Зверь из бездны. Династия при смерти. Книги 1-4
Шрифт:
Действительно, частная жизнь юноши Нерона, в течение (Quinquennium’а, это — неукротимый вихрь сумасбродства, дурачества, мальчишеского буйства. Но, строго разбирая, шалости его, в данном возрасте, не показались бы нелепыми и предосудительными, будь автором их не владыка мира, но какой-либо его ровесник, в возрасте между 15 и 20 годами из простых смертных. Это обыкновенные студенческие проделки германских или наших дерптских буршей «доброго, старого времени». Вот — Нерон, в компании таких же сумасбродов-сверстников, Отона, Сенециона, Петрония, крадется задними ходами из дворца. На шалунах — поярковые колпаки вольноотпущенников или мужицкие меховые треухи, подвязанные бороды, грязное рубище. С царственного Палатина, из аристократических Карин, они бегут веселой и буйной толпой в предместье, чтобы там, в кабаках и публичных домах низшего разбора, в толпе пьяных рабов, отпущенников, солдат и матросов, искать сильных ощущений, зрелищ и дел человеческого порока. Под покровом ночи, с полными кошельками на поясах, они устраивают сотни глупостей, десятки скандалов. Отчисляя известную долю грубости этих забав на счет распущенных нравов эпохи, нельзя, однако, видеть в них что- либо из ряду вон странное или, тем более, безумное. Побить филистера, поцеловать встречную бюргершу, опрокинуть все скамейки на бульваре, перевесить вывеску парикмахера на банкирскую контору или конского манежа на пансион благородных девиц, устроить кошачью музыку непопулярному обывателю, стучать и звонить в полночь в чужие подъезды, — в подобных шалостях убивало свои досуги, еще в сороковых годах XIX столетия, студенчество Бонна, Гейдельберга, Иены, Дерпта; так дурачились многие, впоследствии весьма значительные люди, и, в числе их, напр., даже такой «сверхчеловек», как Бисмарк.

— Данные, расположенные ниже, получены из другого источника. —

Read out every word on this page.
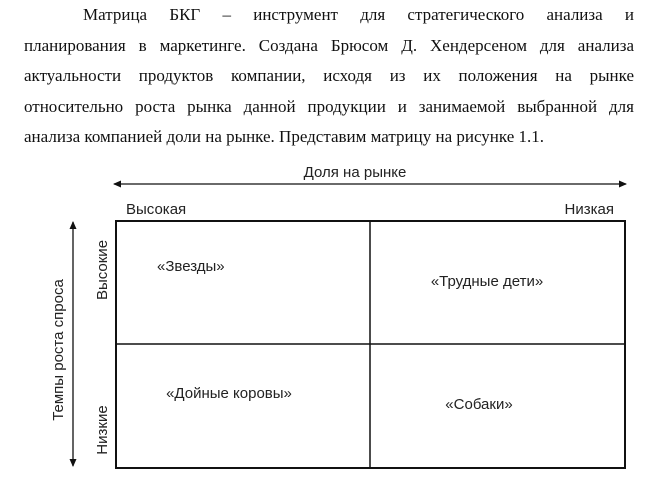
Матрица БКГ – инструмент для стратегического анализа и
планирования в маркетинге. Создана Брюсом Д. Хендерсеном для анализа
актуальности продуктов компании, исходя из их положения на рынке
относительно роста рынка данной продукции и занимаемой выбранной для
анализа компанией доли на рынке. Представим матрицу на рисунке 1.1.
Доля на рынке
Темпы роста спроса
Высокая	Низкая
Высокие
Низкие
«Звезды»
«Трудные дети»
«Дойные коровы»
«Собаки»
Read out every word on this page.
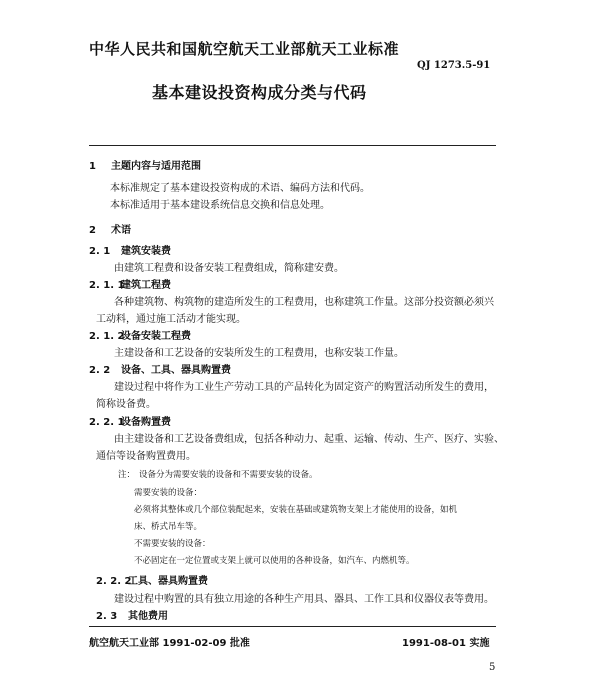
中华人民共和国航空航天工业部航天工业标准
QJ 1273.5-91
基本建设投资构成分类与代码
1 主题内容与适用范围
本标准规定了基本建设投资构成的术语、编码方法和代码。
本标准适用于基本建设系统信息交换和信息处理。
2 术语
2. 1 建筑安装费
由建筑工程费和设备安装工程费组成，简称建安费。
2. 1. 1建筑工程费
各种建筑物、构筑物的建造所发生的工程费用，也称建筑工作量。这部分投资额必须兴
工动料，通过施工活动才能实现。
2. 1. 2设备安装工程费
主建设备和工艺设备的安装所发生的工程费用，也称安装工作量。
2. 2 设备、工具、器具购置费
建设过程中将作为工业生产劳动工具的产品转化为固定资产的购置活动所发生的费用，
简称设备费。
2. 2. 1设备购置费
由主建设备和工艺设备费组成，包括各种动力、起重、运输、传动、生产、医疗、实验、
通信等设备购置费用。
注： 设备分为需要安装的设备和不需要安装的设备。
需要安装的设备：
必须将其整体或几个部位装配起来，安装在基础或建筑物支架上才能使用的设备，如机
床、桥式吊车等。
不需要安装的设备：
不必固定在一定位置或支架上就可以使用的各种设备，如汽车、内燃机等。
2. 2. 2工具、器具购置费
建设过程中购置的具有独立用途的各种生产用具、器具、工作工具和仪器仪表等费用。
2. 3 其他费用
航空航天工业部 1991-02-09 批准	1991-08-01 实施
5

Трофеи уличных и трактирных побед: лоскутья от плащей, подвязки, снятые с проституток, бутылки и шкалики, краденые с кабацких стоек, свинец и бетон разломанных водосточных труб, вывески, снятые с гостиниц и магазинов, оторванные ставни, пологи от кроватей в публичных домах, — милая компания с триумфом несла во дворец, где для этого хлама имелась нарочно устроенная кладовая. На завтра играли в аукцион. Добыча вчерашнего разбоя пускалась с молотка, а выручку делили между участниками ночных похождений. Надеясь на свою силу и поддержку товарищей, Нерон был большой забияка, и не было для него забавы милее, как поколотить ночного сторожа, столкнуть мирного прохожего в помойную яму,
Конечно, не все удача; иной раз «попадало на орехи» и цезарской шайке, и сам Нерон нередко возвращался домой с синяками на теле и разбитым носом. Настолько нередко, что аккуратный Плиний даже сохранил для любопытствующего потомства рецепты мазей и притираний, которые император употреблял на другое утро, чтобы скрыть следы ночных побоищ. Удовольствие, казалось бы, невеликое, но в юном, а правильнее будет сказать: подростке, — Нероне жила какая-то неугомонная потребность бить, быть битым, смотреть, как бьют. Он любил драки до смешного. На общественных играх он не раз отсылал прочь полицейский наряд преторианцев, поставленных для охраны порядка, а затем, подзадоривая актеров-соперников и партии их поклонников, доводил публику до рукопашной. В таких случаях, император спешил официально отбыть из театра, но потихоньку приказывал перенести себя инкогнито, в глухих носилках, в потайную ложу верхнего яруса, над аванс-сценой, — что называется на русском театральном жаргоне: в «кукушку». Оттуда цезарь, никем не зримый, созерцал дикую ссору мимов, начальников хоров и восторженных слушателей. Когда же дело доходило до кулаков, а в воздухе начинали летать камни и ножки скамеек, Нерон, увлекаясь потасовкой, сам швырял сверху в народ чем и куда попало, и даже однажды тяжело поранил в голову претора.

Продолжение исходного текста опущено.